The New York legislation is reminiscent of the executive order that President Donald Trump signed soon after his inauguration that aims to develop a plan to require that American-made steel be used on all pipeline projects.
The effectiveness of the administration's directive came under scrutiny in March, however, when it was revealed that the Keystone XL pipeline project and its developer TransCanada would be exempt because the steel package had already been purchased elsewhere. The administration then clarified that the order would apply only to new pipeline projects or those being upgraded or repaired.
In addition to requiring domestically sourced steel for pipeline projects, the president signed the "Buy American and Hire American" executive order in April. Under that order, federal agencies must evaluate current Buy American laws, take a look at how their waiver processes impact U.S. businesses and come up with new policies that increase the use of American made-products across all industries where possible.

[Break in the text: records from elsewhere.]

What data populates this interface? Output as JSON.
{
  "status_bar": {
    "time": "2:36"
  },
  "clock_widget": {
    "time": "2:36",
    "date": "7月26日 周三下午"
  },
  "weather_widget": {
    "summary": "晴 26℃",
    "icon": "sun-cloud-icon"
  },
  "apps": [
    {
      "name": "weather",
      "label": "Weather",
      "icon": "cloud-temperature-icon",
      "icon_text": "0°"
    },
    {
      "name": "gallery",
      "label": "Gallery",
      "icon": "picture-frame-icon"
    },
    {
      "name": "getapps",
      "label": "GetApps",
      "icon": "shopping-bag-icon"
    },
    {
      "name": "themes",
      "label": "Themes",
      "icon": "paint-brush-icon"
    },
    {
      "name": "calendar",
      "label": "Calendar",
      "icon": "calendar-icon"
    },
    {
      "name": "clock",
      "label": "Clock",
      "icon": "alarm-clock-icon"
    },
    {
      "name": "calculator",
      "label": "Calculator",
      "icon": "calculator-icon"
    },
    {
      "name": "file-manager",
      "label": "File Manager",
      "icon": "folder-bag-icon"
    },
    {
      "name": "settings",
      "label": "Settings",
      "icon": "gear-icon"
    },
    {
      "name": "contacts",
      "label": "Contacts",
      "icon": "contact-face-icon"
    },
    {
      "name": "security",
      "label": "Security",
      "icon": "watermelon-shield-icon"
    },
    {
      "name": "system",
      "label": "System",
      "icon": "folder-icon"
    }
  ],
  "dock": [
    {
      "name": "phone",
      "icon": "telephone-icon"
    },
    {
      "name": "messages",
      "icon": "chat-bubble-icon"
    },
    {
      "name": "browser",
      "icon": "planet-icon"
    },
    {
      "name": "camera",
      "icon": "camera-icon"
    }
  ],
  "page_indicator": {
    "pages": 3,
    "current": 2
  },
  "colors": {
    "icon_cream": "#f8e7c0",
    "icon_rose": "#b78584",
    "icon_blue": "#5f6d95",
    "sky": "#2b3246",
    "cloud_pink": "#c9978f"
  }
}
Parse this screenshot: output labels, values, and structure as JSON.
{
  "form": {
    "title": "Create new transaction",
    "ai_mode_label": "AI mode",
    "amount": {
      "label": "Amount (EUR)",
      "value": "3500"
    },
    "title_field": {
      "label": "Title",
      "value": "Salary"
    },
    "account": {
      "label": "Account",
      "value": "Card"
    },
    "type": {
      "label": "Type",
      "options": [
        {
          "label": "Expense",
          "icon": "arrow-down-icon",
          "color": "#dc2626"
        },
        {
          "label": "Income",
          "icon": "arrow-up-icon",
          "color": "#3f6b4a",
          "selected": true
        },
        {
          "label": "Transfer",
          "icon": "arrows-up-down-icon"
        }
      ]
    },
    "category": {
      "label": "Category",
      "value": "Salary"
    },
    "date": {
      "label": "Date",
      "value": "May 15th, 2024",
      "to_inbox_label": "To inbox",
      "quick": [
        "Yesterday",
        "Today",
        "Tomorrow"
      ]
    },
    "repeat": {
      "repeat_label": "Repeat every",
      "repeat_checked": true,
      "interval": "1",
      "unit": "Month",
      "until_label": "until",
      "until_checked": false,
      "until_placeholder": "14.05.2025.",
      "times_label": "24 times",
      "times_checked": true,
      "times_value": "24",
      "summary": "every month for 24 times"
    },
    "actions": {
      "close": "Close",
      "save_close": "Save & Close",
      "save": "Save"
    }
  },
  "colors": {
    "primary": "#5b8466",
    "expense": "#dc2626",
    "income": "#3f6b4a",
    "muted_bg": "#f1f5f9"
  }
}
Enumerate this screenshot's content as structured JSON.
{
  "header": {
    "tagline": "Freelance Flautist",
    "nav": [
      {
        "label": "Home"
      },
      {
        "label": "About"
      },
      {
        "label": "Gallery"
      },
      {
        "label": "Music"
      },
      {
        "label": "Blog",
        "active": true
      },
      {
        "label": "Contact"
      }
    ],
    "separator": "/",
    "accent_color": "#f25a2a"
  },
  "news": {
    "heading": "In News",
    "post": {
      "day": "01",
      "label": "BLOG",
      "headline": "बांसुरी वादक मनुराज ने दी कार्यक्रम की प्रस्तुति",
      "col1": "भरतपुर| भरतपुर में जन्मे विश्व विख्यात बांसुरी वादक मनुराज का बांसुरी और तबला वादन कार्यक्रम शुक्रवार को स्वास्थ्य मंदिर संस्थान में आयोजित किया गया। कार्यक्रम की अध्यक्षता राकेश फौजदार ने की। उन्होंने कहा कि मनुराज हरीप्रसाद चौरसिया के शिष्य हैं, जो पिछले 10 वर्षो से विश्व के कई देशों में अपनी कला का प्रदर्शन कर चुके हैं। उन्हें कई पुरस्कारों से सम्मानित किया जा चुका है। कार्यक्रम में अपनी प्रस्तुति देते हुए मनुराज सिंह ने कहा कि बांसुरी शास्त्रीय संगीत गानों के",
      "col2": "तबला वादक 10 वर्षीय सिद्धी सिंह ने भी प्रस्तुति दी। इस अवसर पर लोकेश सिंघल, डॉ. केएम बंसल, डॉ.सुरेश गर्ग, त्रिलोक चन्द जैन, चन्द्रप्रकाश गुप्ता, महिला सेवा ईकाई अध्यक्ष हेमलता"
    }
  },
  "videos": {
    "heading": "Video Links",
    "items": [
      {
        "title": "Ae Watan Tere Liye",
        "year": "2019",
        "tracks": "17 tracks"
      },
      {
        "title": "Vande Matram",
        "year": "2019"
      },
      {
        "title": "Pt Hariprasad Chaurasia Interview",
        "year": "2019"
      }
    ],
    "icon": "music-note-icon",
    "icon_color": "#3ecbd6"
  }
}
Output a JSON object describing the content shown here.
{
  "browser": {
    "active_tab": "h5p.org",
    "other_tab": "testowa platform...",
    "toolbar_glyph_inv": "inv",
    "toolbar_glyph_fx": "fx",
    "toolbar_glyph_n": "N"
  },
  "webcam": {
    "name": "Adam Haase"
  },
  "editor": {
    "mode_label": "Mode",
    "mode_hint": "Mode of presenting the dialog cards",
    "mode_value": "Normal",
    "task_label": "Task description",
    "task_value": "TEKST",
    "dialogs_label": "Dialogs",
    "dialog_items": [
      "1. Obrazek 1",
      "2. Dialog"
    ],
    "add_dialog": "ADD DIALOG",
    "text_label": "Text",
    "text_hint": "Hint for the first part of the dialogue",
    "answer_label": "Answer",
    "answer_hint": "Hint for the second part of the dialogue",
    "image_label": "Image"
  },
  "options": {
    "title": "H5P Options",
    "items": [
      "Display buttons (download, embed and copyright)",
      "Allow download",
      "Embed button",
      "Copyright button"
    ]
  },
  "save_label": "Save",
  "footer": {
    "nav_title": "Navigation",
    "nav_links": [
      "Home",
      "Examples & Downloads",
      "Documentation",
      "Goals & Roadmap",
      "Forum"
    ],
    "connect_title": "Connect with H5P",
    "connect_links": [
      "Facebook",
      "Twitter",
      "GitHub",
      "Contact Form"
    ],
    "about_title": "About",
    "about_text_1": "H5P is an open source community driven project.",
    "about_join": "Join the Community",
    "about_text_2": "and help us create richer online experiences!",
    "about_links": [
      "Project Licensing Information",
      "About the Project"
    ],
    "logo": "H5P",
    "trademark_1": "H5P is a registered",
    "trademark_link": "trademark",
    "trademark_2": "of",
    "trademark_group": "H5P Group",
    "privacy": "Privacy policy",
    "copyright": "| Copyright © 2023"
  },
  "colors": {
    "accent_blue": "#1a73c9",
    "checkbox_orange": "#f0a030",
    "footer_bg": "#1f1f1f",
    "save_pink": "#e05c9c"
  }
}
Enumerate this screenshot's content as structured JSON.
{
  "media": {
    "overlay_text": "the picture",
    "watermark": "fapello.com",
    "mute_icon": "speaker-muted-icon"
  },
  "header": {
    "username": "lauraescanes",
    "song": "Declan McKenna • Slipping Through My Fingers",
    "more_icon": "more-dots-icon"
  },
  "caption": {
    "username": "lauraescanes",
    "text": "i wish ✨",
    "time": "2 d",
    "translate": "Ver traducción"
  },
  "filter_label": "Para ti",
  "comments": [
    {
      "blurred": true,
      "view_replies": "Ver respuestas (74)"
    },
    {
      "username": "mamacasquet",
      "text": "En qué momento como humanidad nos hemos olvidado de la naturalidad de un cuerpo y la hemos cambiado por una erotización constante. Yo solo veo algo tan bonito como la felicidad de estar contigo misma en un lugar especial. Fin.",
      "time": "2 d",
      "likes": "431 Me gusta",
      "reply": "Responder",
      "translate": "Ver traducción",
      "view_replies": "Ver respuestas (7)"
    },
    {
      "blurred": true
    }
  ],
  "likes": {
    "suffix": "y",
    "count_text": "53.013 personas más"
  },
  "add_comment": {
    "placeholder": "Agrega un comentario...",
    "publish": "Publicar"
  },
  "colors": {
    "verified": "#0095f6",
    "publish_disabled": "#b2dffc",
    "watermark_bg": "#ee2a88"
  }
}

While these types of rules appeal to the American public at large and boost political capital for lawmakers, some construction industry organizations have stated that legislation like this limits contractor purchasing options and interferes with the natural flow of the global economy.
Scott Berry, director of the Associated General Contractors of America's utility infrastructure division, told Construction Dive last year that laws like these could also result in other counties implementing the same types of restrictions, thereby cutting out American manufacturers in return.